Riscaldamento degli ambienti
Il fabbisogno di calore dipende dalla localizzazione geografica dell’utenza: particolare attenzione va posta per le pompe di calore che impiegano l’aria quale sorgente esterna, in quanto il calore erogato diminuisce al diminuire della temperatura di questa.
Riscaldamento acqua sanitaria
Il fabbisogno medio giornaliero di acqua calda sanitaria a 45 °C espresso in litri/giorno è uno dei criteri di scelta dello scaldacqua a pompa di calore.

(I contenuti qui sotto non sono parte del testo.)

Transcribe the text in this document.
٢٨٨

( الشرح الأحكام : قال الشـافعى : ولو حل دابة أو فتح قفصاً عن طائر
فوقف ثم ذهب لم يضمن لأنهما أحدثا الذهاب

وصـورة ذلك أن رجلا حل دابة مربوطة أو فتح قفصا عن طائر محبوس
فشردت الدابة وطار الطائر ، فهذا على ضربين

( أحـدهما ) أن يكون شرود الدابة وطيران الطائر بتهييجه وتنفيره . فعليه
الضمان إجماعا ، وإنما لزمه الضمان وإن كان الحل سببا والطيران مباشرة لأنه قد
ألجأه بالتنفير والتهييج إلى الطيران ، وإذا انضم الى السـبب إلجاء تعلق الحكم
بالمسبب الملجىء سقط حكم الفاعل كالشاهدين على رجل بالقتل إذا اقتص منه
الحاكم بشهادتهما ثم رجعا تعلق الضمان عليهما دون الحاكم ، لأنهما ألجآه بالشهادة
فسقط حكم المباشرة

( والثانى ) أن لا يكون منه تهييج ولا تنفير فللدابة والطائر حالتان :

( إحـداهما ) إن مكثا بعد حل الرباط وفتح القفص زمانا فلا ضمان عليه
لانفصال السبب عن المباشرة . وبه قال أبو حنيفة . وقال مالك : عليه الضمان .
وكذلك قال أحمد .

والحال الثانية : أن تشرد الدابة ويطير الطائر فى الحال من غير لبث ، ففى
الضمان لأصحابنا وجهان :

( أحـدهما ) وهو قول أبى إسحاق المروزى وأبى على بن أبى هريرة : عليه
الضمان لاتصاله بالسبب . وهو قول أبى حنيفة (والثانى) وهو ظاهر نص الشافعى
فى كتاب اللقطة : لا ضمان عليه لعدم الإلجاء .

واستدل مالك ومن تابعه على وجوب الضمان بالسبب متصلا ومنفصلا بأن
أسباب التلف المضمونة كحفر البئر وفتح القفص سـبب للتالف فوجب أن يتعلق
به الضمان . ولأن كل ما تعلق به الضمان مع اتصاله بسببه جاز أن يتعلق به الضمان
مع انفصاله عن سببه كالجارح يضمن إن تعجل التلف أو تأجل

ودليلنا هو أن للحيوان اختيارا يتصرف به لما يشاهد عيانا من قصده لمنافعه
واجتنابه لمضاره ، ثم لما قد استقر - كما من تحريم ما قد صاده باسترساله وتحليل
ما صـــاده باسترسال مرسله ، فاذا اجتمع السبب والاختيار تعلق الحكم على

Tale fabbisogno è riportato nella seguente tabella:
NUMERO PERSONE FABBISOGNO MEDIO ACQUA CALDA A 45°C litri/giorno
1-2 70-140
3-5 190-270
6-8 310-370
La manutenzione
Alcuni interventi di ordinaria manutenzione sono indispensabili per il buon funzionamento della pompa di calore. Possono essere effettuati direttamente dall’utente ad intervalli regolari di tempo:
• la pulizia dell’evaporatore e del condensatore
• la pulizia dei filtri
• la pulizia del tubo di scarico della condensa,
come consigliato dai libretti di istruzioni allegati alla pompa di calore. È viceversa necessario rivolgersi ad un tecnico specializzato o all’assistenza, qualora si riscontri un malfunzionamento della macchina.